Os “manuais” de ciências da educação têm mil respostas, mas nem todas seriam ajustadas à pergunta e ao contexto. No conceito popular e simplista, é fácil: bom professor é o que sabe muito e fala bem. Hoje, resposta errada.
“O professor começa por ensinar o que sabe e acaba ensinando o que não sabe”. Esta afirmação não é original, foi colhida num professor e filósofo francês, cujo nome e obra repousam invisíveis nos insondáveis buracos negros da memória. Quando começa, sem formação, o professor prepara a aula de acordo com o programa e o livro aprovado. Ensina o que sabe e como sabe e os alunos não são para aqui chamados. Mas o bom professor, experiente e bem formado, organiza o seu programa de ação em função do diagnóstico dos alunos, de cada aluno. Impossível com tantos alunos, dirão! Impossível se o professor estiver preocupado em “dar a lição”, em “expor a matéria”, sem tempo para prestar atenção a cada um. A boa escola não funciona assim, com o professor a falar e os alunos a ouvir. Os alunos trabalham, leem, escrevem, desenvolvem as atividades adequadas ao seu crescimento, e o professor pode seguir e intervir quando lhe pareça oportuno.
O bom professor é o que sabe ouvir as dúvidas, motivações, interesses, dificuldades e problemas dos alunos, que reúne a informação para um diagnóstico correto do seu perfil e das suas necessidades, e sabe acompanhar cada um à descoberta dos caminhos do progresso e do sucesso, sem perder de vista os grandes objetivos e as aprendizagens obrigatórias para o crescimento e desenvolvimento.
O saber mais importante não é o que se transmite, é o que se constrói. Os alunos podem ficar indiferentes às lições dos professores, até podem adormecer, mas aderem a tudo o que faz parte do seu projeto. O saber é importante, mas mais urgente é conhecer os mecanismos para a sua construção. O melhor professor não é o que ensina o que sabe, que transmite o saber feito, é o que ajuda a descobrir os caminhos que levam à descoberta e construção do saber.

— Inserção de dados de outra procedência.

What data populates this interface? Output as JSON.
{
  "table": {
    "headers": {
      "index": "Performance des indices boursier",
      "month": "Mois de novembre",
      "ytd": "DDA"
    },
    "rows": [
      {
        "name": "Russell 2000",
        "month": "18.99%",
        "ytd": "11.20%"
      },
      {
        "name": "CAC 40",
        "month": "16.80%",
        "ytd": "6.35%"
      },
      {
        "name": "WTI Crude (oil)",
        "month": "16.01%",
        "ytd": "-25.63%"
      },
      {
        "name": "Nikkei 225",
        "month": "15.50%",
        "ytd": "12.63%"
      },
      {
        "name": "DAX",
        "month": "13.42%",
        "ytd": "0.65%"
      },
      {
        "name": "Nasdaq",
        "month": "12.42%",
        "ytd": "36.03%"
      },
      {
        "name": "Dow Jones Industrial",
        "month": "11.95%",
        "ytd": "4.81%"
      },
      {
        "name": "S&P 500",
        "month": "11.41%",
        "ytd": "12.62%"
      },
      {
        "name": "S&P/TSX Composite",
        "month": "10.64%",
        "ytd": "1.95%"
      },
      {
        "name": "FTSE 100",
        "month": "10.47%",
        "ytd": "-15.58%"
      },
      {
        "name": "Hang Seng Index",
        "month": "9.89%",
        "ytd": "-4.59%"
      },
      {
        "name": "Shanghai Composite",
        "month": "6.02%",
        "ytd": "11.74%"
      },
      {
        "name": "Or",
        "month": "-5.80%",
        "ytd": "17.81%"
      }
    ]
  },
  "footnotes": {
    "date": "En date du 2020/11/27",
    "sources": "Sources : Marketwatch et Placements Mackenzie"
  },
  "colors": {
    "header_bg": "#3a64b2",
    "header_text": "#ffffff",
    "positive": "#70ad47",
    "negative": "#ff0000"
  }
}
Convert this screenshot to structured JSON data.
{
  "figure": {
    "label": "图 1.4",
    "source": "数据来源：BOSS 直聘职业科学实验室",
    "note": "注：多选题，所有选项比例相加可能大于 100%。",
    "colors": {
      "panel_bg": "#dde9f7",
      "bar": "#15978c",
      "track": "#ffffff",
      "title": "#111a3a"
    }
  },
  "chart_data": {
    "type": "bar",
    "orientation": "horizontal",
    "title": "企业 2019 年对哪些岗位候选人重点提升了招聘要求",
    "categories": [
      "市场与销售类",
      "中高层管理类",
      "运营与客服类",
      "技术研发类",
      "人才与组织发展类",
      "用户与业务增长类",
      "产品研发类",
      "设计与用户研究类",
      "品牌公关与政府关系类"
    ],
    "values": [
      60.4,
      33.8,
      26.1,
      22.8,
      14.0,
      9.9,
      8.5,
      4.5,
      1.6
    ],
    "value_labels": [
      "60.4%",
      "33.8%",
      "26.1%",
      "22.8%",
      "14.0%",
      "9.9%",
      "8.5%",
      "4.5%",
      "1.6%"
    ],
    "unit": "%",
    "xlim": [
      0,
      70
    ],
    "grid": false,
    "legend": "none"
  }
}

No ensino superior é mais fácil de entender. Passei por uma dissertação de licenciatura e uma tese de doutoramento com dois excelentes orientadores, mas nenhum conhecia como eu a respetiva área de investigação. O papel do orientador é assegurar que os caminhos da investigação são os mais adequados para garantir resultados seguros. Do mesmo modo, orientei muitas dissertações de mestrado e um número importante de teses de doutoramento, nem sempre nas áreas das minhas pesquisas. A metodologia da investigação é a bússola orientadora, um bom instrumento para todo o professor em qualquer nível de ensino. O que se pretende é que ele saiba conduzir os alunos à descoberta e construção do seu próprio saber. O saber alheio nem sempre encaixa no projeto dos alunos.